Thanks GenoMax, This is just for anyone else who runs into a similar issue.

I've run through each file with seqkit seq along with the concatenated one. Only the concatenated one produces an error, where it the seqkit seq -v all_genomes_v2.fsa produces the error

seq: invalid DNAredundant lebtter: > at 3101994

Using BioPython SeqIO I targeted the location of the error

SeqRecord = SeqIO.read("./ReferenceGenome/all_genomes_v2.fsa", 'fasta')
print(SeqRecord[3101990:3101999])

This shows that there appears to be a problem with the concatenation, where the header becomes part of the sequence.

ID: >tpg|BK006937.2|
Name: >tpg|BK006937.2|
Description: >tpg|BK006937.2| [organism=Saccharomyces cerevisiae S288c] [strain=S288c] [moltype=genomic] [chromosome=III] [note=R64-1-1]
Number of features: 0
Seq('[organism')

I'll report back when I find out about what I did wrong with the concatenation.

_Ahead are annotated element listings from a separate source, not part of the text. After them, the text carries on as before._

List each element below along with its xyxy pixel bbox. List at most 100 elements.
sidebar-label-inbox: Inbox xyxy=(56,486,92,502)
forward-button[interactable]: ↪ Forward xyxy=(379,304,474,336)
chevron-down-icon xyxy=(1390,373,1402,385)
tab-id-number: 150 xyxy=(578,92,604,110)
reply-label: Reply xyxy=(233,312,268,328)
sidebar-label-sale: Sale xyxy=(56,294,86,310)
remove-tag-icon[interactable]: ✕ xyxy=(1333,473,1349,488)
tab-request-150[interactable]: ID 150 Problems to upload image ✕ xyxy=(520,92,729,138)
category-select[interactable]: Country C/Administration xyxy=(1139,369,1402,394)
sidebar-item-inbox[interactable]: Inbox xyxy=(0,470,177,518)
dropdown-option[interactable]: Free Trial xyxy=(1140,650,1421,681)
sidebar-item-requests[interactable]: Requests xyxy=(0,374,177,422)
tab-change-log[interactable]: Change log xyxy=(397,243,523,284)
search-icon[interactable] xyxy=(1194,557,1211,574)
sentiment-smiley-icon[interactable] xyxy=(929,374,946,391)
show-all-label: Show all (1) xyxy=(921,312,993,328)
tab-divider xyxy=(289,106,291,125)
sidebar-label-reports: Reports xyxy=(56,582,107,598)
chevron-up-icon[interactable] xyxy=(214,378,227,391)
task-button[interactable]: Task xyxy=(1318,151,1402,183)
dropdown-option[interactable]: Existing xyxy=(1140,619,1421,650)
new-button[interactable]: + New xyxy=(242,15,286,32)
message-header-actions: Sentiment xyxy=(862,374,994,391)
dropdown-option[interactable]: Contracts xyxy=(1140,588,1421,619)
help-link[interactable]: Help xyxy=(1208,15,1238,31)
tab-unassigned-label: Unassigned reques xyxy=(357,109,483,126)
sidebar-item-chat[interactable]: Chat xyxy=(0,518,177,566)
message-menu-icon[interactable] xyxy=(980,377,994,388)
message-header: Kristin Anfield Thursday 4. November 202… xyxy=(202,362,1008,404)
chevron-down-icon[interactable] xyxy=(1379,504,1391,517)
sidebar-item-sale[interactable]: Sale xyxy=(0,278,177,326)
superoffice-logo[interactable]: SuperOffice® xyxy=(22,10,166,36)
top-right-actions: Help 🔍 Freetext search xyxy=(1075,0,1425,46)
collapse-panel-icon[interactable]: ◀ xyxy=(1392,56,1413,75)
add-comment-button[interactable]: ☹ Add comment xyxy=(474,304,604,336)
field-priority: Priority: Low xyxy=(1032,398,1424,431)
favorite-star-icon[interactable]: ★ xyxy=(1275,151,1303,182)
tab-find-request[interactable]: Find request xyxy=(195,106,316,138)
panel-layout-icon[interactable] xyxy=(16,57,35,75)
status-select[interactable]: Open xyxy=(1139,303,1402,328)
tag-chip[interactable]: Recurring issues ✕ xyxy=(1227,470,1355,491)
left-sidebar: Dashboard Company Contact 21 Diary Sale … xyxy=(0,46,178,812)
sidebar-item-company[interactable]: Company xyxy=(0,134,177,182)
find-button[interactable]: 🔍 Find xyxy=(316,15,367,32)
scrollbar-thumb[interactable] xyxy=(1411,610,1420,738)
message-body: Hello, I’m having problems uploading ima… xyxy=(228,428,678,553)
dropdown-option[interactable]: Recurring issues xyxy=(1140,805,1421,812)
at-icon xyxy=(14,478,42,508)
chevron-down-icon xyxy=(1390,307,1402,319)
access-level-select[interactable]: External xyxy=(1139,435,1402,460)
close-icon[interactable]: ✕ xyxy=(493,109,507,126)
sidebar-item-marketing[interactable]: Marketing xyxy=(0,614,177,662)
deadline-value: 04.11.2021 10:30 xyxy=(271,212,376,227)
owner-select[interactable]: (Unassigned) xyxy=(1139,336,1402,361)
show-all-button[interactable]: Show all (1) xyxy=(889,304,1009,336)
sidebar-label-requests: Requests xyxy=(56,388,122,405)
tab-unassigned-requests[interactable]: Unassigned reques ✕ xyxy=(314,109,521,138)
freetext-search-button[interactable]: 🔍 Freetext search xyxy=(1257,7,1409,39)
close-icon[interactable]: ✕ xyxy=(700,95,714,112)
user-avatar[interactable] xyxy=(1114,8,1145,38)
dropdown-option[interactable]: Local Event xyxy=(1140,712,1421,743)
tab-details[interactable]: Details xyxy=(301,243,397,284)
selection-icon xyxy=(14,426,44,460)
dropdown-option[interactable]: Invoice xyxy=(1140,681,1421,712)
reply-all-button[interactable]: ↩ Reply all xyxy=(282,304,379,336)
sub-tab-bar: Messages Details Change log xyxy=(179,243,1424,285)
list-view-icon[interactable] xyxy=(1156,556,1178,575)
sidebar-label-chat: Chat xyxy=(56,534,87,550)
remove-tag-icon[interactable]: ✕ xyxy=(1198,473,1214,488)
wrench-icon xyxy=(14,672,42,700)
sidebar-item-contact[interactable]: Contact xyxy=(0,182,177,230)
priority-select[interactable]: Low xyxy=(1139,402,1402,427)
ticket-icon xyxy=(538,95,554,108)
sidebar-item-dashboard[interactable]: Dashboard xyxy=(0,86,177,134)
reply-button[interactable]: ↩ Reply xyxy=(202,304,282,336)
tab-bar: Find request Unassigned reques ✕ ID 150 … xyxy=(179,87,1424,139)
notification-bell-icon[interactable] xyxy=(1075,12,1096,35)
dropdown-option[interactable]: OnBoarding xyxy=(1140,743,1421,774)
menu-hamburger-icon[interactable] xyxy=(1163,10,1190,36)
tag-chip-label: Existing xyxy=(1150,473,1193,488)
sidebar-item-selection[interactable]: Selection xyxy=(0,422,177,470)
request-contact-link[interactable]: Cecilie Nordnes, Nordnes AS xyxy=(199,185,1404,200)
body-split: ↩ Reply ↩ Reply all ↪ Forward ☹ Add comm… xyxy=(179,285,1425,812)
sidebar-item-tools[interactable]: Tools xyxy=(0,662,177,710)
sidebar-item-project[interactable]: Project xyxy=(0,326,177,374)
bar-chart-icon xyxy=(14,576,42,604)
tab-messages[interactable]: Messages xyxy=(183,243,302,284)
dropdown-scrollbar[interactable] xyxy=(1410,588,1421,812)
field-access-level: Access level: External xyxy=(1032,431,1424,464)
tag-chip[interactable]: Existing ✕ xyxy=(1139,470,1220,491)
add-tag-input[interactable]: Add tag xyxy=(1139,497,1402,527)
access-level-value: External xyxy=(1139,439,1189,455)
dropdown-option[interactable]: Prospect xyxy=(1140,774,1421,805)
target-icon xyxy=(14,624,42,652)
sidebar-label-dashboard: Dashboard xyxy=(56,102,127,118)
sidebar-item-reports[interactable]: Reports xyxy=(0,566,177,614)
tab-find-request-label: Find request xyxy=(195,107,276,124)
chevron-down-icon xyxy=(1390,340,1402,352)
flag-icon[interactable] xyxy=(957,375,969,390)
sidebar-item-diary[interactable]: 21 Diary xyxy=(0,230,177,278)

ADD REPLY • link 21 days ago by theworldsagainstme • 0

0

Entering edit mode

This shows that there appears to be a problem with the concatenation, where the header becomes part of the sequence.

That probably means the file before the "problem" one is lacking proper EOF character. You could simply add a carriage return at the end of that file.

ADD REPLY • link 21 days ago by GenoMax 141k

0

Entering edit mode

Amazing. Thanks GenoMax I've spent a few hours trying all different types of concatenations suggested but none worked I'll give that a go.

Post-Script: Seems as if all the EOFs are "%" markers. No idea if this is a normal marker?

ADD REPLY • link 21 days ago by theworldsagainstme • 0

score 1 · Accepted Answer · 2024-04-08

As seen in the comments to the original post, the issue was in the quality of the .fsa files I had received. They had an incorrect ending. As GenoMax suggested simply adding a carriage return to the end of each of the reference files fixed the issue.

The lesson from this issue is to always check the quality and formats of your data!